Su Avvenire, a pagina 15 Maurizio Carucci scrive della vertenza Air Italy: “Nel corso dell'incontro di ieri, i sindacalisti hanno ascoltato «le allucinanti e scellerate dichiarazioni dei rappresentanti della compagnia, decisi a licenziare i 1.450 lavoratori (per altre fonti sarebbero invece 1.322, ndr) praticamente alla vigilia di Natale e prima dell'approvazione della legge di Bilancio nella quale si sta lavorando per inserire nonne ad hoc per arginare la crisi devastante che sta colpendo il trasporto aereo». La giornata - segnata anche dalla mobilitazione dei lavoratori davanti alla sede di via Molise del ministero dello Sviluppo economico - non era iniziata sotto buoni auspici, con la conferma data ai sindacati della chiusura della procedura di licenziamento.
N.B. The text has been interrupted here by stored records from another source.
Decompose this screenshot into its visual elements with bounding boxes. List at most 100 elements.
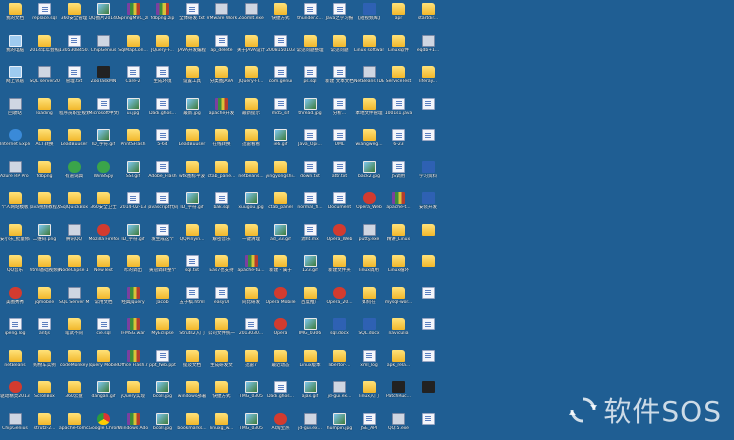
desktop-icon[interactable]: 百度推广 bbox=[295, 286, 325, 314]
desktop-icon[interactable]: sql.txt bbox=[177, 254, 207, 282]
desktop-icon[interactable]: ppt_fwb.ppt bbox=[148, 349, 178, 377]
desktop-icon[interactable]: 360安全卫士 bbox=[89, 191, 119, 219]
desktop-icon[interactable]: com.genui bbox=[266, 65, 296, 93]
desktop-icon[interactable] bbox=[413, 97, 443, 125]
desktop-icon[interactable]: NodeClipse 10 bbox=[59, 254, 89, 282]
desktop-icon[interactable]: jd-gui.ex... bbox=[325, 380, 355, 408]
desktop-icon[interactable]: antjs bbox=[30, 317, 60, 345]
desktop-icon[interactable]: ChipGenius bbox=[0, 412, 30, 440]
desktop-icon[interactable]: Eas7也支持 bbox=[207, 254, 237, 282]
desktop-icon[interactable]: 腾讯QQ bbox=[59, 223, 89, 251]
desktop-icon[interactable]: 学习资料 bbox=[413, 160, 443, 188]
desktop-icon[interactable]: ad_33.gif bbox=[266, 223, 296, 251]
desktop-icon[interactable]: bookmarks... bbox=[177, 412, 207, 440]
desktop-icon[interactable]: PrintSFlash bbox=[118, 128, 148, 156]
desktop-icon[interactable]: Linux软件 bbox=[384, 34, 414, 62]
desktop-icon[interactable]: libertor-... bbox=[325, 349, 355, 377]
desktop-icon[interactable]: Mozilla Firefox bbox=[89, 223, 119, 251]
desktop-icon[interactable]: JSE_API bbox=[354, 412, 384, 440]
desktop-icon[interactable]: ap_delete bbox=[207, 34, 237, 62]
desktop-icon[interactable]: linuxg_w... bbox=[207, 412, 237, 440]
desktop-icon[interactable]: fdbpng bbox=[30, 160, 60, 188]
desktop-icon[interactable]: SpringMVC_zh.chm bbox=[118, 2, 148, 30]
desktop-icon[interactable]: ctab_panel bbox=[266, 191, 296, 219]
desktop-icon[interactable]: 笔试不同 bbox=[59, 317, 89, 345]
desktop-icon[interactable]: ui.jpg bbox=[118, 97, 148, 125]
desktop-icon[interactable]: back2.jpg bbox=[354, 160, 384, 188]
desktop-icon[interactable]: fdbpng.zip bbox=[148, 2, 178, 30]
desktop-icon[interactable]: 123.gif bbox=[295, 254, 325, 282]
desktop-icon[interactable]: netbeans... bbox=[236, 160, 266, 188]
desktop-icon[interactable]: Google Chrome bbox=[89, 412, 119, 440]
desktop-icon[interactable]: LeadBuuser bbox=[59, 128, 89, 156]
desktop-icon[interactable]: apache开发 bbox=[207, 97, 237, 125]
desktop-icon[interactable]: 咋的调出 bbox=[118, 254, 148, 282]
desktop-icon[interactable]: mysql-wor... bbox=[384, 286, 414, 314]
desktop-icon[interactable]: 快捷方式 bbox=[207, 380, 237, 408]
desktop-icon[interactable]: bak.sql bbox=[207, 191, 237, 219]
desktop-icon[interactable]: apache-tomcat bbox=[59, 412, 89, 440]
desktop-icon[interactable]: 360云盘 bbox=[59, 380, 89, 408]
desktop-icon[interactable]: linux调用 bbox=[354, 254, 384, 282]
desktop-icon[interactable]: ID_字符.gif bbox=[89, 128, 119, 156]
desktop-icon[interactable]: 同比研发 bbox=[236, 286, 266, 314]
desktop-icon[interactable]: linux入门 bbox=[354, 380, 384, 408]
desktop-icon[interactable]: Care-2 bbox=[118, 65, 148, 93]
desktop-icon[interactable]: Azure RP Pro 7.0 bbox=[0, 160, 30, 188]
desktop-icon[interactable]: ZooTaskMN bbox=[89, 65, 119, 93]
desktop-icon[interactable]: 快捷方式 bbox=[266, 2, 296, 30]
desktop-icon[interactable]: naviculia bbox=[384, 317, 414, 345]
desktop-icon[interactable]: 我的文档 bbox=[0, 2, 30, 30]
desktop-icon[interactable]: Windows Adobe bbox=[118, 412, 148, 440]
desktop-icon[interactable]: ajax.gif bbox=[295, 380, 325, 408]
desktop-icon[interactable]: 设置工具 bbox=[177, 65, 207, 93]
desktop-icon[interactable]: SQL.docx bbox=[354, 317, 384, 345]
desktop-icon[interactable]: wiangweg... bbox=[354, 128, 384, 156]
desktop-icon[interactable]: Struts2入门 bbox=[177, 317, 207, 345]
desktop-icon[interactable]: 管理.txt bbox=[59, 65, 89, 93]
desktop-icon[interactable]: jqmobile bbox=[30, 286, 60, 314]
desktop-icon[interactable]: startdir... bbox=[413, 2, 443, 30]
desktop-icon[interactable]: 二维码.png bbox=[30, 223, 60, 251]
desktop-icon[interactable]: JQuery-FI... bbox=[236, 65, 266, 93]
desktop-icon[interactable]: 发生成这个 bbox=[148, 223, 178, 251]
desktop-icon[interactable]: 2014-02-13 bbox=[118, 191, 148, 219]
desktop-icon[interactable]: Opera_Web bbox=[325, 223, 355, 251]
desktop-icon[interactable]: Linux software bbox=[354, 34, 384, 62]
desktop-icon[interactable]: 2014年年会照片分享 bbox=[30, 34, 60, 62]
desktop-icon[interactable]: bcoll.jpg bbox=[148, 380, 178, 408]
desktop-icon[interactable]: 提及文档 bbox=[177, 349, 207, 377]
desktop-icon[interactable]: NetBeans IDE bbox=[354, 65, 384, 93]
desktop-icon[interactable]: 黄冠调转整个 bbox=[148, 254, 178, 282]
desktop-icon[interactable]: 新建 文本文档 bbox=[325, 65, 355, 93]
desktop-icon[interactable]: javascript代码 bbox=[148, 191, 178, 219]
desktop-icon[interactable]: Java_Opi... bbox=[295, 128, 325, 156]
desktop-icon[interactable] bbox=[413, 349, 443, 377]
desktop-icon[interactable]: Opera_Web bbox=[354, 191, 384, 219]
desktop[interactable]: 我的文档我的电脑网上邻居回收站 Internet Explorer Azure RP… bbox=[0, 0, 734, 438]
desktop-icon[interactable]: 解密音乐 bbox=[207, 223, 237, 251]
desktop-icon[interactable]: ps.sql bbox=[295, 65, 325, 93]
desktop-icon[interactable]: Office Flash.rar bbox=[118, 349, 148, 377]
desktop-icon[interactable]: 回收站 bbox=[0, 97, 30, 125]
desktop-icon[interactable]: JS调用 bbox=[384, 160, 414, 188]
desktop-icon[interactable]: putty.exe bbox=[354, 223, 384, 251]
desktop-icon[interactable]: 精讲_Linux bbox=[384, 223, 414, 251]
desktop-icon[interactable]: xuugou.jpg bbox=[236, 191, 266, 219]
desktop-icon[interactable]: ZoomIt.exe bbox=[236, 2, 266, 30]
desktop-icon[interactable]: VMware Workstation bbox=[207, 2, 237, 30]
desktop-icon[interactable]: 5-64 bbox=[148, 128, 178, 156]
desktop-icon[interactable]: QQ音乐 bbox=[0, 254, 30, 282]
desktop-icon[interactable]: QQ图片20140... bbox=[89, 2, 119, 30]
desktop-icon[interactable]: sql.docx bbox=[325, 317, 355, 345]
desktop-icon[interactable]: replace.sql bbox=[30, 2, 60, 30]
desktop-icon[interactable]: thread.jpg bbox=[295, 97, 325, 125]
desktop-icon[interactable]: 6-23 bbox=[384, 128, 414, 156]
desktop-icon[interactable]: ie6.gif bbox=[266, 128, 296, 156]
desktop-icon[interactable]: 网上邻居 bbox=[0, 65, 30, 93]
desktop-icon[interactable]: 源ht.mx bbox=[295, 223, 325, 251]
desktop-icon[interactable]: md5_sif bbox=[266, 97, 296, 125]
desktop-icon[interactable]: 安小乐_批量修改文件 bbox=[0, 223, 30, 251]
desktop-icon[interactable]: AI淘宝热 bbox=[266, 412, 296, 440]
desktop-icon[interactable]: 关于JAVA设计 bbox=[236, 34, 266, 62]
Secondo le organizzazioni sindacali, «il totale disinteresse per il destino di questi lavoratori è inaccettabile, in particolare modo il silenzio dei dicasteri dello Sviluppo economico e delle Infrastrutture e Mobilità Sostenibili». «E già troppo tardi - denunciano Filt Cgil, Fit Cisl, Uiltrasporti e Ugl Trasporto Aereo -. L'azienda blocchi subito i licenziamenti e il governo convochi immediatamente un tavolo istituzionale con i soci di Qatar Airways e del Fondo Akfed, perché il sindacato non accetterà questa macelleria sociale che impatterà direttamente sui territori della Sardegna e della Lombardia»”.
Oggi Collettiva apre con lo sciopero nella scuola, spazio poi alla Giornata mondiale dei diritti umani, con l'iniziativa della rete "Io accolgo" sull'Afghanistan, e alla presentazione della XIX edizione del Rapporto sui diritti globali.